5/5 - (14 votes)

A city breathing with modern technologies, riding the metro up the mountains, swimming in a fjord, cruising to green islands, or just chilling out in a park or by the lake. All of this and more can be experienced in the land of fjords, in the capital city of Norway, in the blue-green Oslo.

Detailed map of our points of interest[/caption>

Contents

Tips – Practical information
Day 1 – Holmenkollen, Vigeland Park and Huk Beach
Day 2 – Paradisbukta Beach and Bygdøy Sjøbad
Day 3 – Fram and Kon-Tiki Museums
Day 4 – Hovedøya Island, city center and Sognsvann Lake
Day 5 – Langøyene Island and Aker Brygge district
Day 6 – City tour with a free city guide

Practical information:

  • You only need an ID card to travel to Norway
  • Even though Norway is not an EU member, the roaming regulation applies, meaning you use data and calls as in the EU
  • Oslo is one of the most expensive cities in the world, with accommodation prices starting at €40/night/person (if you’re two) or shared rooms from €30/night/person
  • Free guided city tours in English (free city guide) start every day at 10:00 by the tiger statue in front of the main station
  • Oslo Pass, costing around €42/24h, is worth it if you visit at least 3 museums in a day
  • In summer, daylight is approximately from 4:00 to 23:00, and it stays light even after that, so you can plan activities from morning till late night 🙂
  • You pay 20 NOK (around €2) for using the WC at the main station, but for example, it is free at the Town Hall
  • You can pay by card everywhere, even for the mentioned WC
  • Tax-free shopping – when shopping in a store with this logo, you can claim a tax refund at the airport, but the purchase from one store must be at least 315 NOK (around €33)
  • Beer and wine are only sold in supermarkets until 17:00, and spirits only in specialized stores Vinmonopolet

Transport

  • Tickets for public transport can also be bought through the app RuterBillett, saving you 50 NOK (around €5) for a chip card
  • With the public transport pass, you have access to metro, buses, trams, and ferries – CAUTION – the only exception is the ferry to Bygdøy peninsula
  • The best transfer hubs are the City Hall (Radhuset) and the main station (Jernbanetorget)
  • To get to the Bygdøy peninsula, take bus no. 30 – best from the City Hall (Radhuset) or the main station (Jernbanetorget)
  • Metro line no. 1 covers the largest height difference in the world from -9m to 469m and has the most beautiful track through nature (definitely go to the last stop Frognersetteren)
  • Each seat on buses is equipped with a USB connector, so it’s worth carrying your cable (metros also have connectors at the ends of the carriages)

Day 1 – Holmenkollen, Vigeland Park and Huk Beach

Chapel

You can find flights from Vienna to Oslo at the best price through the low-cost airline Norwegian. Landing at the main Oslo Airport Gardermoen, located around 50 km from the city, is advantageous. The second airport, Oslo Torp, served by Ryanair or Wizz Air, is up to 100 km away.

TIP: The cheapest and fastest way to travel from Oslo Gardermoen Airport to the main station is by NSB train (Norwegian State Railways) in 23 minutes for around 100 NOK (about €10) one way

If you opt for a taxi, upon exiting the terminal, there is an electronic board where you enter the destination address and it displays a list of taxis by price. Confirm your choice, and a taxi will arrive within a minute. For accommodation, we have two tips. For luxury, we recommend the Olympic accommodation Scandic Holmenkollen Park. For budget travelers, shared rooms (dormitory rooms) like Oslo Vandrerhjem Haraldsheim are a good option.

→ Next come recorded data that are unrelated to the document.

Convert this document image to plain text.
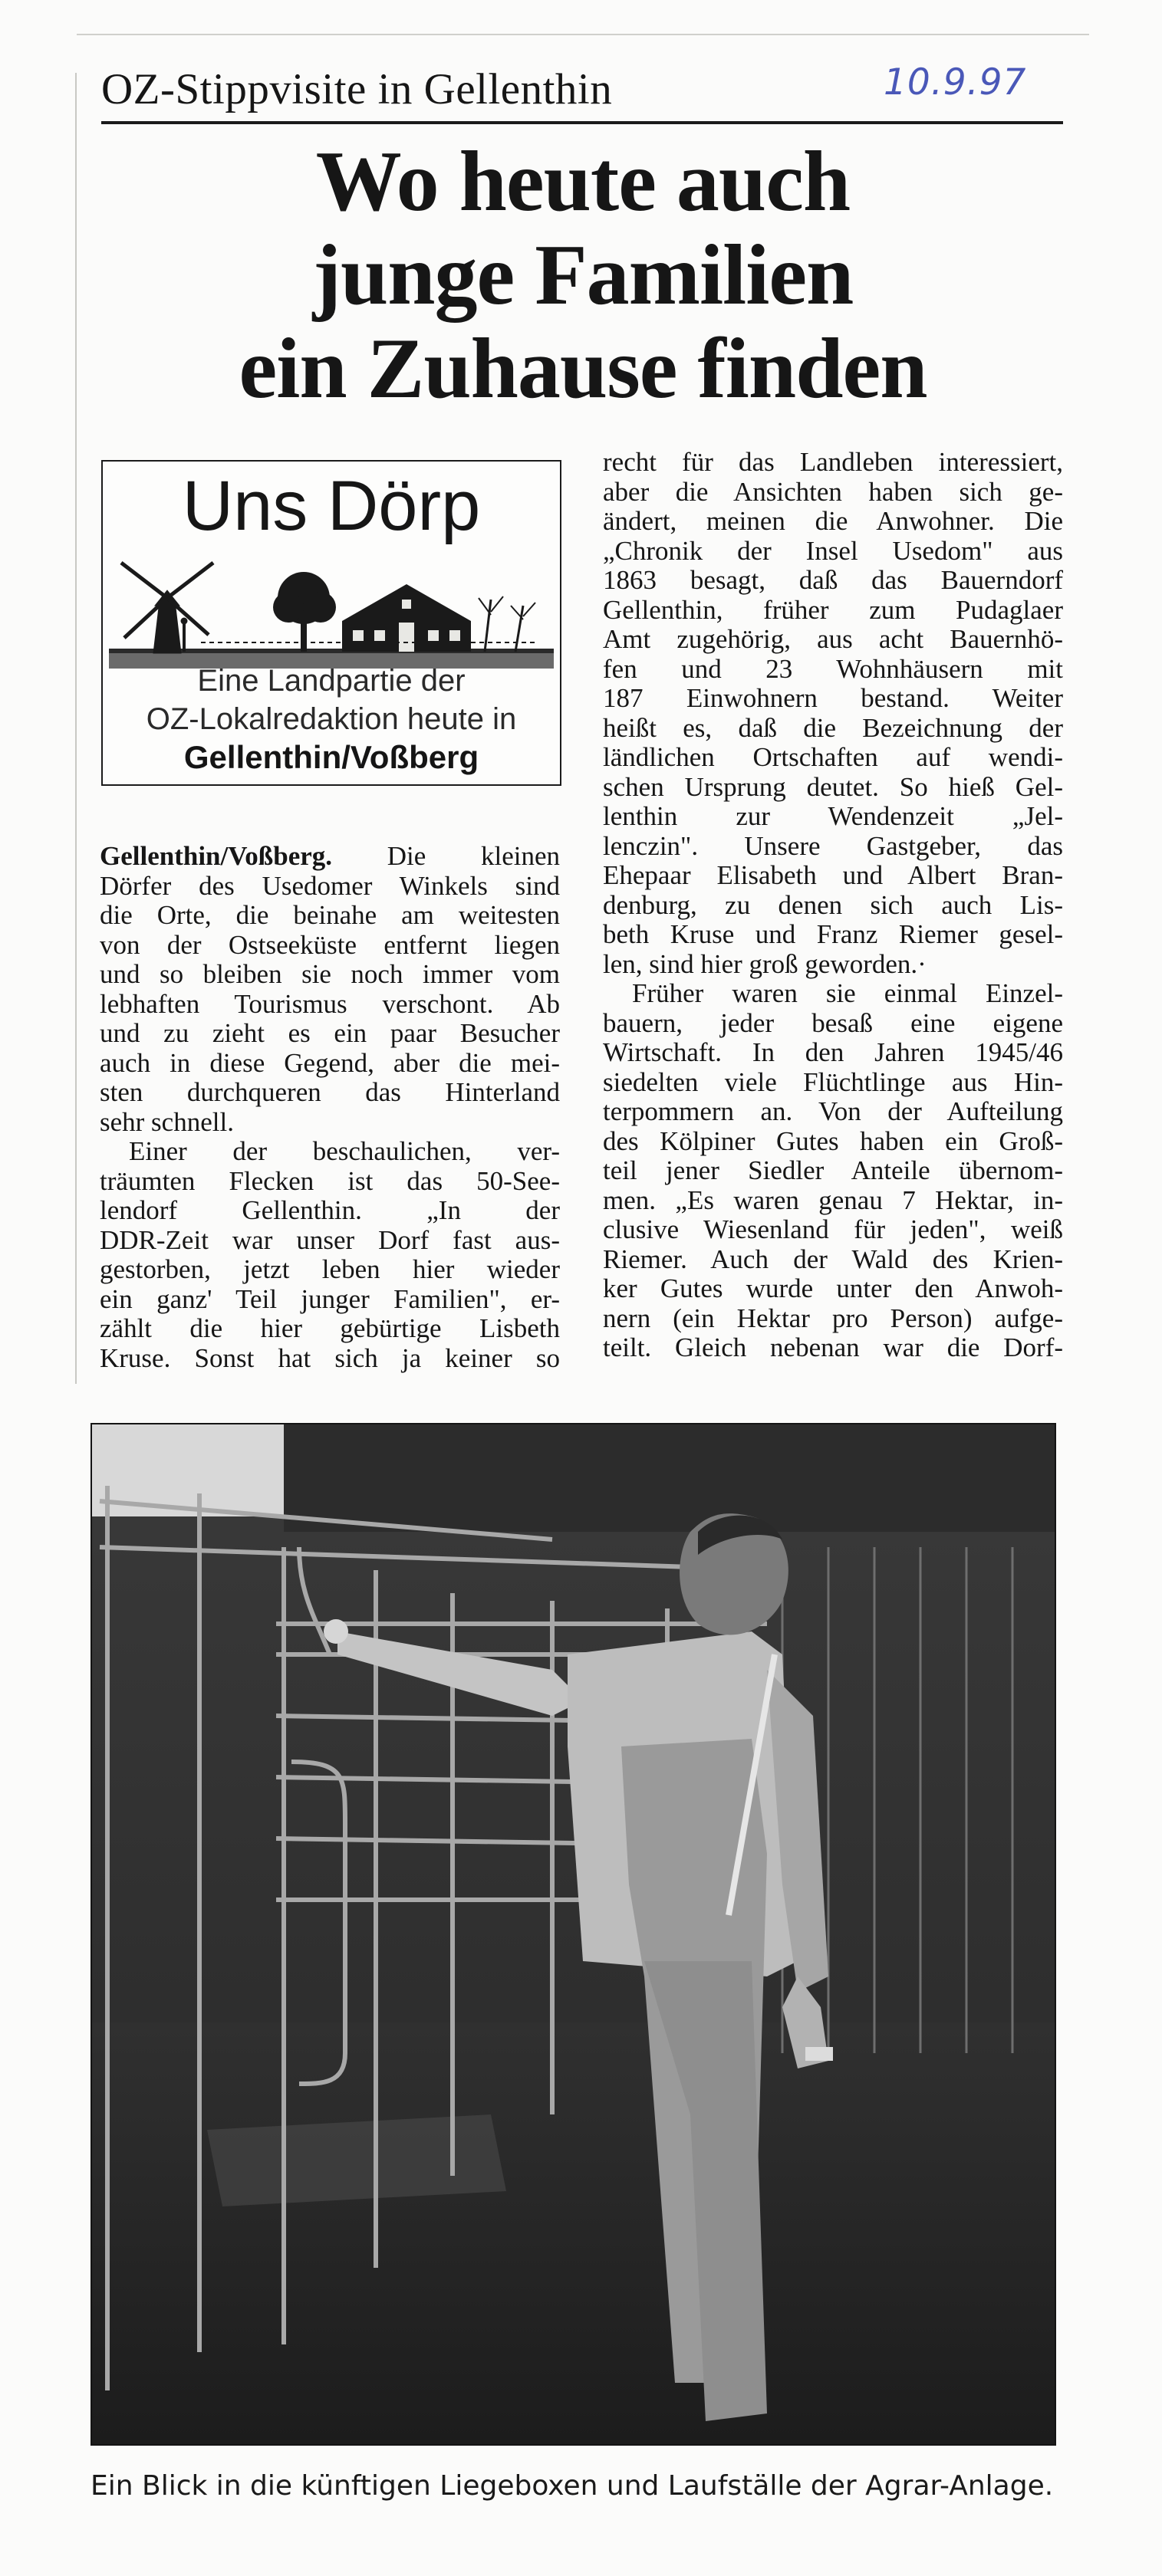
OZ-Stippvisite in Gellenthin	10.9.97
Wo heute auch
junge Familien
ein Zuhause finden
Uns Dörp
Eine Landpartie der
OZ-Lokalredaktion heute in
Gellenthin/Voßberg

Gellenthin/Voßberg. Die kleinen
Dörfer des Usedomer Winkels sind
die Orte, die beinahe am weitesten
von der Ostseeküste entfernt liegen
und so bleiben sie noch immer vom
lebhaften Tourismus verschont. Ab
und zu zieht es ein paar Besucher
auch in diese Gegend, aber die mei-
sten durchqueren das Hinterland
sehr schnell.

Einer der beschaulichen, ver-
träumten Flecken ist das 50-See-
lendorf Gellenthin. „In der
DDR-Zeit war unser Dorf fast aus-
gestorben, jetzt leben hier wieder
ein ganz' Teil junger Familien", er-
zählt die hier gebürtige Lisbeth
Kruse. Sonst hat sich ja keiner so

recht für das Landleben interessiert,
aber die Ansichten haben sich ge-
ändert, meinen die Anwohner. Die
„Chronik der Insel Usedom" aus
1863 besagt, daß das Bauerndorf
Gellenthin, früher zum Pudaglaer
Amt zugehörig, aus acht Bauernhö-
fen und 23 Wohnhäusern mit
187 Einwohnern bestand. Weiter
heißt es, daß die Bezeichnung der
ländlichen Ortschaften auf wendi-
schen Ursprung deutet. So hieß Gel-
lenthin zur Wendenzeit „Jel-
lenczin". Unsere Gastgeber, das
Ehepaar Elisabeth und Albert Bran-
denburg, zu denen sich auch Lis-
beth Kruse und Franz Riemer gesel-
len, sind hier groß geworden.·

Früher waren sie einmal Einzel-
bauern, jeder besaß eine eigene
Wirtschaft. In den Jahren 1945/46
siedelten viele Flüchtlinge aus Hin-
terpommern an. Von der Aufteilung
des Kölpiner Gutes haben ein Groß-
teil jener Siedler Anteile übernom-
men. „Es waren genau 7 Hektar, in-
clusive Wiesenland für jeden", weiß
Riemer. Auch der Wald des Krien-
ker Gutes wurde unter den Anwoh-
nern (ein Hektar pro Person) aufge-
teilt. Gleich nebenan war die Dorf-

Ein Blick in die künftigen Liegeboxen und Laufställe der Agrar-Anlage.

We recommend the Free city guide for a city tour. The first stop for today is the area of Holmenkollen, the highest part of the city, accessible by metro line no. 1 towards Frognersetteren.

TIP: Metro line no. 1 has the most interesting route to the mountains, where you will feel like you are riding a Tatra electric tram. I recommend taking a ride towards the final stop at Frognersetteren, but before the end, get off at the Skogen stop, from where you can enjoy a beautiful view of the lake.

Holmenkollen is best known for its ski jumping hills, especially the Holmenkollenbakken, which hosts the annual World Cup in ski jumping and cross-country skiing. The original hill dates back to 1892, with a new one built in 2010 standing at 134m (for comparison, the world’s largest is in Vikersund, Norway, at 240m). The hill also features the Holmenkollen Ski Museum with a view of Oslo, with an entrance fee of 140 NOK. And to keep the hill busy even in summer, they came up with another attraction – a zip line from the very top of the hill for 730 NOK.

Within the sports complex, there’s a track for cross-country skiers, a romantic chapel, and a smaller ski jump called Midtstubakken. People here are involved in sports from morning till evening.

Oslo from the airHolmenkollenbakkenHolmenkollenbakken2ChapelTroll

From Holmenkollen, I move on to the Vigeland Park. The closest metro stop is Majorstuen, just a few minutes’ walk away. At the park’s entrance, you’ll find the Frognerbadet swimming pool. Vigeland Park is the world’s largest sculpture park created by a single artist Gustav Vigeland (1869 – 1943). The park contains 212 sculptures with over 600 figures. The most famous statue, also seen on postcards, is the sculpture of an angry boy. Following the bridge is a fountain undergoing reconstruction, so I can’t describe its full beauty, but it’s definitely worth a visit. Six titans carry a massive bowl from which water will flow. The masterpiece culminates in a 17m high monolith featuring 121 figures of men, women, and children of various ages. Further on, there are more sculptures depicting various combinations like man-woman, man-man, woman-woman, woman-child, families, etc. In the back of the park, you can see sundials with 12 zodiac signs and a circle of life created from more sculptures. By agreement with the city, there’s the Vigeland Museum located in the house where Vigeland lived and worked (entrance fee 80 NOK).

TIP: An alternative to Vigeland Park is Ekebergparken, which is not as mainstream but also boasts a nice collection of sculptures with a view of the islands. You can reach it by trams no. 18 and 19

The most beautiful and closest beaches are on the Bygdøy peninsula. Just take the bus no. 30 to the final stop – Huk stop. The first beach there, Huk beach, is about 5 minutes from the final stop, and is considered the most beautiful. Apart from several coves, its accessibility is a winner. The beach is sandy with dark sand.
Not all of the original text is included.